“Professor Unrat ou o Fim de um Tirano” (E-Primatur, 2023) foi escrito por Heinrich Mann no início do século passado, numa altura em que a Alemanha vivia plenamente instalada na Belle Époque, com uma sociedade fastigiosa, uma estratificação estrondosa e um desconcerto político e moral que foi prontamente aproveitado para legitimar posteriores conflitos e regimes totalitários. Quando foi lançado em 1905 gerou anticorpos, provocando uma certa moral estabelecida, suscitando uma grande incomodidade à sociedade alemã, revelando o poder do discurso e da aparência social em detrimento da ética e da moral mais convencional.
Este foi o romance de estreia de Heinrich Mann (1871-1950), filho de um abastado comerciante alemão e de uma escritora brasileira, uma das famílias literárias alemãs mais famosas, constituída por intelectuais e escritores – nomeadamente o irmão Thomas Mann, Nobel da Literatura em 1929. Heinrich foi o primeiro da descendência a abraçar a carreira de escritor, revelando-se radical nas suas obras e nas suas posições políticas, com grande exposição social, persistindo na sátira da sociedade alemã.

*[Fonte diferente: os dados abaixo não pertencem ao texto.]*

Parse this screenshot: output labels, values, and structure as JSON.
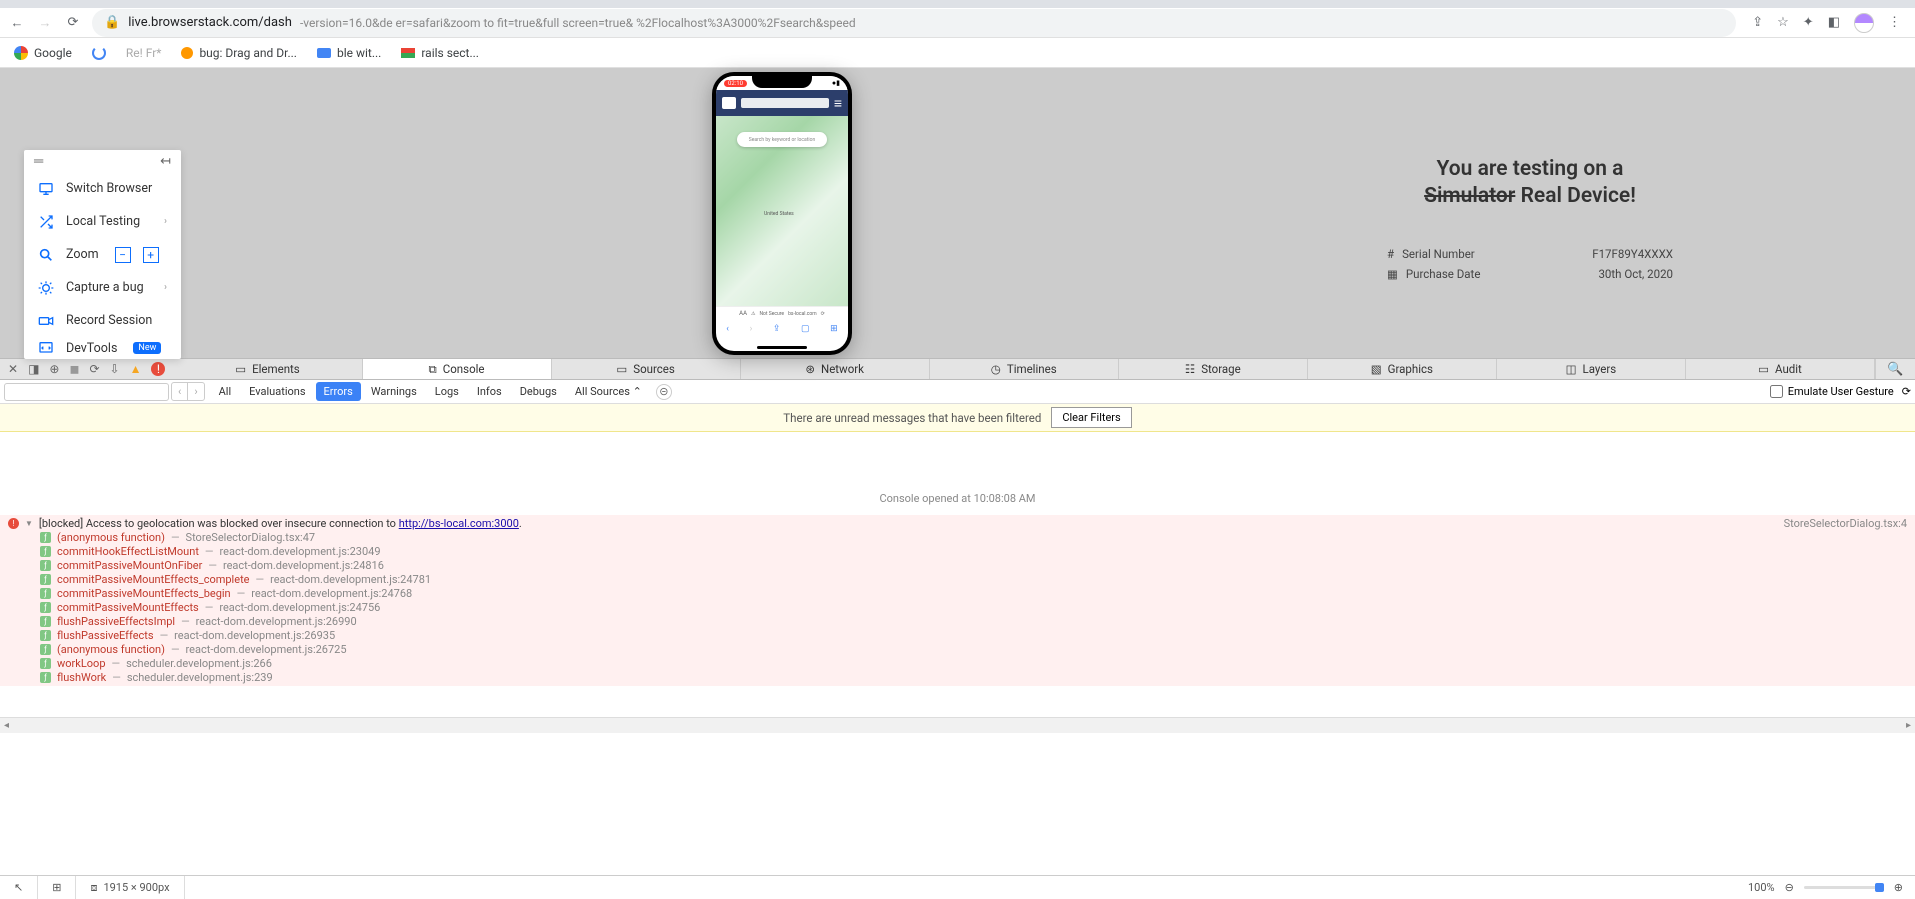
{
  "browser": {
    "url": "live.browserstack.com/dash",
    "url_suffix": "-version=16.0&de         er=safari&zoom to fit=true&full screen=true&         %2Flocalhost%3A3000%2Fsearch&speed",
    "bookmarks": [
      "Google",
      "",
      "",
      "bug: Drag and Dr...",
      "ble wit...",
      "rails sect..."
    ]
  },
  "sidebar": {
    "items": [
      {
        "label": "Switch Browser"
      },
      {
        "label": "Local Testing"
      },
      {
        "label": "Zoom"
      },
      {
        "label": "Capture a bug"
      },
      {
        "label": "Record Session"
      },
      {
        "label": "DevTools",
        "badge": "New"
      }
    ]
  },
  "phone": {
    "time": "02:10",
    "search_placeholder": "Search by keyword or location",
    "map_label": "United States",
    "addr_prefix": "Not Secure",
    "addr": "bs-local.com"
  },
  "info": {
    "line1": "You are testing on a",
    "strike": "Simulator",
    "line2_rest": " Real Device!",
    "rows": [
      {
        "icon": "#",
        "label": "Serial Number",
        "value": "F17F89Y4XXXX"
      },
      {
        "icon": "cal",
        "label": "Purchase Date",
        "value": "30th Oct, 2020"
      }
    ]
  },
  "devtools": {
    "tabs": [
      "Elements",
      "Console",
      "Sources",
      "Network",
      "Timelines",
      "Storage",
      "Graphics",
      "Layers",
      "Audit"
    ],
    "selected": 1,
    "filters": [
      "All",
      "Evaluations",
      "Errors",
      "Warnings",
      "Logs",
      "Infos",
      "Debugs",
      "All Sources"
    ],
    "filter_active": 2,
    "emulate": "Emulate User Gesture",
    "banner": "There are unread messages that have been filtered",
    "clear": "Clear Filters",
    "opened": "Console opened at 10:08:08 AM",
    "error": {
      "prefix": "[blocked] Access to geolocation was blocked over insecure connection to ",
      "url": "http://bs-local.com:3000",
      "suffix": ".",
      "source": "StoreSelectorDialog.tsx:4"
    },
    "stack": [
      {
        "fn": "(anonymous function)",
        "loc": "StoreSelectorDialog.tsx:47"
      },
      {
        "fn": "commitHookEffectListMount",
        "loc": "react-dom.development.js:23049"
      },
      {
        "fn": "commitPassiveMountOnFiber",
        "loc": "react-dom.development.js:24816"
      },
      {
        "fn": "commitPassiveMountEffects_complete",
        "loc": "react-dom.development.js:24781"
      },
      {
        "fn": "commitPassiveMountEffects_begin",
        "loc": "react-dom.development.js:24768"
      },
      {
        "fn": "commitPassiveMountEffects",
        "loc": "react-dom.development.js:24756"
      },
      {
        "fn": "flushPassiveEffectsImpl",
        "loc": "react-dom.development.js:26990"
      },
      {
        "fn": "flushPassiveEffects",
        "loc": "react-dom.development.js:26935"
      },
      {
        "fn": "(anonymous function)",
        "loc": "react-dom.development.js:26725"
      },
      {
        "fn": "workLoop",
        "loc": "scheduler.development.js:266"
      },
      {
        "fn": "flushWork",
        "loc": "scheduler.development.js:239"
      }
    ]
  },
  "status": {
    "dims": "1915 × 900px",
    "zoom": "100%"
  }
}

“A moralidade é vantajosa para aquele que, como não a possui, consegue dominar facilmente aqueles que não podem passar sem ela.“
Neste seu primeiro romance, através de Raat, o professor chamado pelos seus alunos pela alcunha de “Unrat” – que significa lixo ou sujidade -, Heinrich Mann utiliza um jogo de palavras para representar o gozo e o desrespeito dos alunos e da sociedade face à tirania de quem tem algum tipo de poder, neste caso o professor. Unrat vivia dominado por uma perturbada e torturante sede de vingança, perseguindo os alunos e exercendo sobre eles o poder déspota resultante de uma frustrante existência. Ao mesmo tempo, suscita comiseração, raiva e uma generalizada hostilidade à sua pessoa. Ao carácter lúgubre de cenas na sala de aula e nos locais onde este vive, segue-se uma história de volúpia vivida a partir do momento em que Unrat cai de amores por uma cantora de cabaret. Do tirano irrompe, então, um anarquista. O seu envolvimento com a artista, em disputa com os seus alunos de condição social mais elevada que também a cortejavam, granjeou-lhe ódios acrescidos, acabando ainda mais ostracizado. Entretanto, afastado do ensino e totalmente dedicado a uma vida de especulação, jogo e encenação social, vê-se finalmente acolhido por aqueles que viram nele uma oportunidade de se afirmar contra a moral estabelecida.
A edição de “Professor Unrat” pela E- Primatur é acompanhada pelo valor acrescentado de uma Cronologia e de um Posfácio, que asseguram ao leitor a oportunidade de contextualização e interpretação histórica da obra. Na capa, as silhuetas pertencem a Marlene Dietrich e Emil Jannings, os protagonistas de “O Anjo Azul (1930), de Josef von Sternberg.Uma adaptação cinematográfica que teve um papel fundamental no reconhecimento de “Professor Unrat” como obra-prima da literatura alemã do século XX, e que lançou Dietrich para o estrelato.